Fra continue ansie e ciclici terrori penso che siamo tutti decisamente sempre più fuori, ma cerchiamo di starci dentro ancora un pochino. Recuperiamo le condizioni base per il nostro ed altrui benessere, senza troppo esigere ma senza neanche rassegnarci al meno peggio, od al peggio direttamente. No, non voglio consigliarvi che cosa votare o non votare, nè di iscrivervi ad un altro corso di yoga, che male non può fare, ma neppure vi curerà davvero, se non tramite una meditata distrazione rispetto allo stare concretamente a questo mondo. Rimettersi a posto con la schiena dopo una settimana di scalata è anche un mio problema, ma è restare con la schiena dritta e a testa alta nel resto del tempo il problema più pressante, visti i tempi cupi che si prefigurano.

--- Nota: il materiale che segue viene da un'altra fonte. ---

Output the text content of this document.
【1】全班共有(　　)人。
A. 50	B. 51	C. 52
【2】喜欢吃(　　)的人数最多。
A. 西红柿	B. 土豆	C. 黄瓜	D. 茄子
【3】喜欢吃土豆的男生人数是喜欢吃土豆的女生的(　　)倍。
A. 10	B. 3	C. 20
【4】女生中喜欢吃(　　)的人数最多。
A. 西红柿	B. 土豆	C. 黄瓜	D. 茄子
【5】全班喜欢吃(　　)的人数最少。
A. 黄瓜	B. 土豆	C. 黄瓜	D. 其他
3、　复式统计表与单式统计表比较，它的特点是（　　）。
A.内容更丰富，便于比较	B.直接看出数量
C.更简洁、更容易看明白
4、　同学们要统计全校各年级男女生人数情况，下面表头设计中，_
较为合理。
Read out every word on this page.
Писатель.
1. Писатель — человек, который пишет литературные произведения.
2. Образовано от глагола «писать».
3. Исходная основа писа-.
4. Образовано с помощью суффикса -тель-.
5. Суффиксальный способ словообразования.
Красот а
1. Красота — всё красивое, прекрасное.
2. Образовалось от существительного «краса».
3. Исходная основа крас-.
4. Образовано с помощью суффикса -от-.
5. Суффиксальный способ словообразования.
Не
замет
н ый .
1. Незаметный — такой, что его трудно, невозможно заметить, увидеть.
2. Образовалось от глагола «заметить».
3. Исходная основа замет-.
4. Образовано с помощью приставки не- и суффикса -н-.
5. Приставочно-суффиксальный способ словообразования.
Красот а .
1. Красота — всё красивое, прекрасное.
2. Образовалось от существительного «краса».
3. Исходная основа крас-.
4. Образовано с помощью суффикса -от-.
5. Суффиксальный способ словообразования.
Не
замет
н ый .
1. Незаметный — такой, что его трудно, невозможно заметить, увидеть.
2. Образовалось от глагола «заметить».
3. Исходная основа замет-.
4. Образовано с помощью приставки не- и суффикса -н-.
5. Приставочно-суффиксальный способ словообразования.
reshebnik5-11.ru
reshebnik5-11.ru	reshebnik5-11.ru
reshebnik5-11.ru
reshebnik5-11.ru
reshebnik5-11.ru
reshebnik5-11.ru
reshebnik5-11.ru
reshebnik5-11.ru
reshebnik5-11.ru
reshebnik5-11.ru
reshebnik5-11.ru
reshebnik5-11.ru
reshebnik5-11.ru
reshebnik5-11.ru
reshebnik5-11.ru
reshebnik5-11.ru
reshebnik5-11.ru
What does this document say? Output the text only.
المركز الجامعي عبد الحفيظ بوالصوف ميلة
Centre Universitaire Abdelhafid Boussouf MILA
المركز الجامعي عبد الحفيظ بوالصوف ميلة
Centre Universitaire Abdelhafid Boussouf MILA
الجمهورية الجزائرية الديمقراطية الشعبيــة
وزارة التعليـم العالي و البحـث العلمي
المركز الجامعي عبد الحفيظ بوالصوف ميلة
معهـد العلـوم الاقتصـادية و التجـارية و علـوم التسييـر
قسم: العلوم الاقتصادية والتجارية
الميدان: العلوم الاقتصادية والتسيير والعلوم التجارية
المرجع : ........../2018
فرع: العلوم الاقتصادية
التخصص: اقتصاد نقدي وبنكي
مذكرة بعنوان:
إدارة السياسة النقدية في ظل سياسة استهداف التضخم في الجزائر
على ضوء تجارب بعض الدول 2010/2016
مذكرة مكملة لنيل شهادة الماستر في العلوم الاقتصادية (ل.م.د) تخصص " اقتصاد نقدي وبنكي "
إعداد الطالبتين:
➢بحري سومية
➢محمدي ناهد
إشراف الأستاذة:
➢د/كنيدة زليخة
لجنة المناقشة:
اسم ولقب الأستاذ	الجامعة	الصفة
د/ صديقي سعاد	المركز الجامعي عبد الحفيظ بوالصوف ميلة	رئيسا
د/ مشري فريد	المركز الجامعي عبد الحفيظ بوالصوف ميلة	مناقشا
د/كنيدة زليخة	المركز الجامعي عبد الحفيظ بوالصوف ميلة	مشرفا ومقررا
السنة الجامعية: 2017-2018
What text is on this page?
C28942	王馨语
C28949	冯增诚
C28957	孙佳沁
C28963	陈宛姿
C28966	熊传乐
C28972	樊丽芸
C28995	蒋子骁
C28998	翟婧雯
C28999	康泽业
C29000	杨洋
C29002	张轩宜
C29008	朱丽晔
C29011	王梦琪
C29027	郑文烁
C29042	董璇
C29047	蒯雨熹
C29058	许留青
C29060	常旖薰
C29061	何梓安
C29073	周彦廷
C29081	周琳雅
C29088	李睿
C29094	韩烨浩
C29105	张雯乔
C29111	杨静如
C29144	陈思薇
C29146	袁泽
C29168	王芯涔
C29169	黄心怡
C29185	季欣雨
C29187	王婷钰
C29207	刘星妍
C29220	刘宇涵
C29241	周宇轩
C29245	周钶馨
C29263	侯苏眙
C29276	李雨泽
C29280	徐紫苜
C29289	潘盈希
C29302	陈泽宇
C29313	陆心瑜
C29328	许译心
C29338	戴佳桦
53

Comunque, giusto per dare un senso al titolo, sennò che cosa vi siete letti questo ennesimo pippone grimpolitichese a fare: sebbene la foto sia stata scattata dall’ottimo Panos, quello presentato magistralmente dalla Aegean Tavern resta il saganaki cheese più spettacolare, non ci son cazzi. Quanto al resto, son cazzi da cacare.
* la polemica sui numerosi presunti cambi di nome alle vie come rappresaglia per l’uscita della (in effetti superflua) guida Rockfax su Kalymnos è visionabile sulla pagina Facebook del Glaros Snack Bar, ricercando i post (e relativi commenti) da giugno ad agosto 2018
(foto tratta da Mountain Spirit Guides)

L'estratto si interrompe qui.